Dan Daly, in the Washington Times: “Congratulations to newly engaged Chris Evert, who’s ready to try her marital luck with golfer Greg Norman after previous splits with tennis player John Lloyd and skier Andy Mill. Vegas bookmakers have already posted odds on Chris’ next husband, by the way. She’s 4-to-1 to marry a soccer star, 12-to-1 to marry a Formula One driver and 100-to-1 to marry a skateboarder.” . . . Social note: U.S. tennis star James Blake and Victoria’s Secret model Selita Ebanks are an item. Yes, they are. . . . When the host Cleveland Browns got past the Buffalo Bills 8-0 in a snowstorm Sunday it was the first such score in the NFL since Nov. 10, 1929. On that date, the Chicago Cardinals beat the Minneapolis Red Jackets. . . . If the Browns and Bills played on a sunny day, you wouldn’t stop and watch. But throw in a blizzard and you can’t tear yourself away from it.

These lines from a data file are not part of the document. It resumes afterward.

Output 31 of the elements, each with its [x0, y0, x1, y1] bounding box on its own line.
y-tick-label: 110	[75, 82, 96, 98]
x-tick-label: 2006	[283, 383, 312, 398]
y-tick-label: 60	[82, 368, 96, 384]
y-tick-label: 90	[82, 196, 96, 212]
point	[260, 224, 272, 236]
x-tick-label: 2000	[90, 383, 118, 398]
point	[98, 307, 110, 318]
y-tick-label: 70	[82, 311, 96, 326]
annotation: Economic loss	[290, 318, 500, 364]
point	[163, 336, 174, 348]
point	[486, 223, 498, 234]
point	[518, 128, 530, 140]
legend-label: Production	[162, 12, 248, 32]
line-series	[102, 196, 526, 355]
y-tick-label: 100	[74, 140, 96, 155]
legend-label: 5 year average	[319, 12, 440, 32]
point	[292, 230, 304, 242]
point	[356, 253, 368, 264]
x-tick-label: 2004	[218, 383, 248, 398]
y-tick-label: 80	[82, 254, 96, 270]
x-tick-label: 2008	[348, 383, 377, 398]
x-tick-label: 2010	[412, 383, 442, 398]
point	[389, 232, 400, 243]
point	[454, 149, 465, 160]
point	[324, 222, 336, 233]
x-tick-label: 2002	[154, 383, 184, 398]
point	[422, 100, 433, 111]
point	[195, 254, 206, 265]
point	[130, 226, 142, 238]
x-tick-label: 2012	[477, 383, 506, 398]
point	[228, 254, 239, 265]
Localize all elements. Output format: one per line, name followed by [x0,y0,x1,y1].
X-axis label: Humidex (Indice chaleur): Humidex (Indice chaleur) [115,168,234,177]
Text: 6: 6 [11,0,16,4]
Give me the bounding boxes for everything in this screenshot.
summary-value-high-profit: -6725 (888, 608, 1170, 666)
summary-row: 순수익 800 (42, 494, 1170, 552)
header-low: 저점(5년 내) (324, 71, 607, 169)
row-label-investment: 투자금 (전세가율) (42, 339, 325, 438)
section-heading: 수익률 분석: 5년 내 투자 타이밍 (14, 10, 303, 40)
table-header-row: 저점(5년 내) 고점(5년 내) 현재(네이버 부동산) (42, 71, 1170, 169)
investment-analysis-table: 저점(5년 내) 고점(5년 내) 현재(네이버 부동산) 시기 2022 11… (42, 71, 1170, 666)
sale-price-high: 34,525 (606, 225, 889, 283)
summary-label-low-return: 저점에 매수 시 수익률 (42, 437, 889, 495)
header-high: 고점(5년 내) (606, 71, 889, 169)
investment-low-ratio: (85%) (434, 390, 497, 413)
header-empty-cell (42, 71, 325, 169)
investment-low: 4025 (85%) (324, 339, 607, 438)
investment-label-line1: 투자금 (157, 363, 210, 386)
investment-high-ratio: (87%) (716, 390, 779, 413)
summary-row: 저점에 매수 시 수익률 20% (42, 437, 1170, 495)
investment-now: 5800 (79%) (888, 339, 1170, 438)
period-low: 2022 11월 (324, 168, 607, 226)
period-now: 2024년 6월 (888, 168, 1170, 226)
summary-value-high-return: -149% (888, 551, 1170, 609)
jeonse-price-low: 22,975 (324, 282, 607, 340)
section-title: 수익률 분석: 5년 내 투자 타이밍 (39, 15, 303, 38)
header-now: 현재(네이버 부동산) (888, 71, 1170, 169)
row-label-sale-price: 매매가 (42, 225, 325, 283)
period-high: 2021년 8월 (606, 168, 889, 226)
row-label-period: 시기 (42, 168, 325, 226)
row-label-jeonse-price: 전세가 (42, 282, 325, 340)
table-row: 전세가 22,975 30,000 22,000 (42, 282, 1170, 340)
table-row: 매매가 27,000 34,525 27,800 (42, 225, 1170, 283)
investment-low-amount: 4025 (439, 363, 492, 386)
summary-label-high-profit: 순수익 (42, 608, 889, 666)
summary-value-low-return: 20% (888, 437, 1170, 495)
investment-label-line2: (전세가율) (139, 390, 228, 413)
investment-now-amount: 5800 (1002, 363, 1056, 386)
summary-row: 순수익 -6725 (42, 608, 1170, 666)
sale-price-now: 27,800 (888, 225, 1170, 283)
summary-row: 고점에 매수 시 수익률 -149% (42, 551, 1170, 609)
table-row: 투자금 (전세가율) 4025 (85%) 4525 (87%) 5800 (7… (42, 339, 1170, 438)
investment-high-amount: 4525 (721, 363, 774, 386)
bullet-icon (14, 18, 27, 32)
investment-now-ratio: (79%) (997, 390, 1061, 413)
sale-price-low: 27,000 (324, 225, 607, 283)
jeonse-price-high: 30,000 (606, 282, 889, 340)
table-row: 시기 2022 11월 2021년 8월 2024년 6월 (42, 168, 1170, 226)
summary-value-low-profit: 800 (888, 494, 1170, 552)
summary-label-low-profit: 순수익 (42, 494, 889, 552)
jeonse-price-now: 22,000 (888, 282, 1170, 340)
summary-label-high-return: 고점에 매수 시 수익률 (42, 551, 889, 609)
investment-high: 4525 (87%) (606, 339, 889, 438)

Longtime football GM and head coach Marv Levy, when asked what advice he would give the then-winless Miami Dolphins: “I keep quoting Winston Churchill: ‘When you're going through hell, keep on going.' “ . . . To which Cam Hutchinson of the Saskatoon StarPhoenix noted: “Isn't that what people say about Regina?” . . . Obviously, Brent Barry of the San Antonio Spurs isn’t into numbers. As he told SI.com: "Statistics are like bikinis. They're nice to look at, but they don't tell you the whole story.'' . . . Check out the money being given by MLB owners to many of the players mentioned in the Mitchell Report and then try to convince yourself that cheaters never prosper. . . . After Los Angeles Dodgers manager Joe Torre underwent knee-replacement surgery, Reggie Hayes of the Fort Wayne (Ind.) News-Sentinel wrote: "It was his second procedure this offseason. Earlier, he had three Steinbrenners taken off his back."

The Tampa Bay Tribune has reported that George Steinbrenner High School will open in 2009 in Lutz, Fla., and that it was unanimously approved by the Hillsborough County School Board. Noted Dwight Perry of the Seattle Times: “The school principal, eager to get started, says he can't wait to fire his first baseball coach.” . . . Greg Cote, in the Miami Herald: “A discarded
cob of corn half-eaten by soccer star David Beckham has sold for $60. You might ask, ‘What idiot would buy that?’ But I plan to in turn auction off each kernel individually. So who's the idiot now?”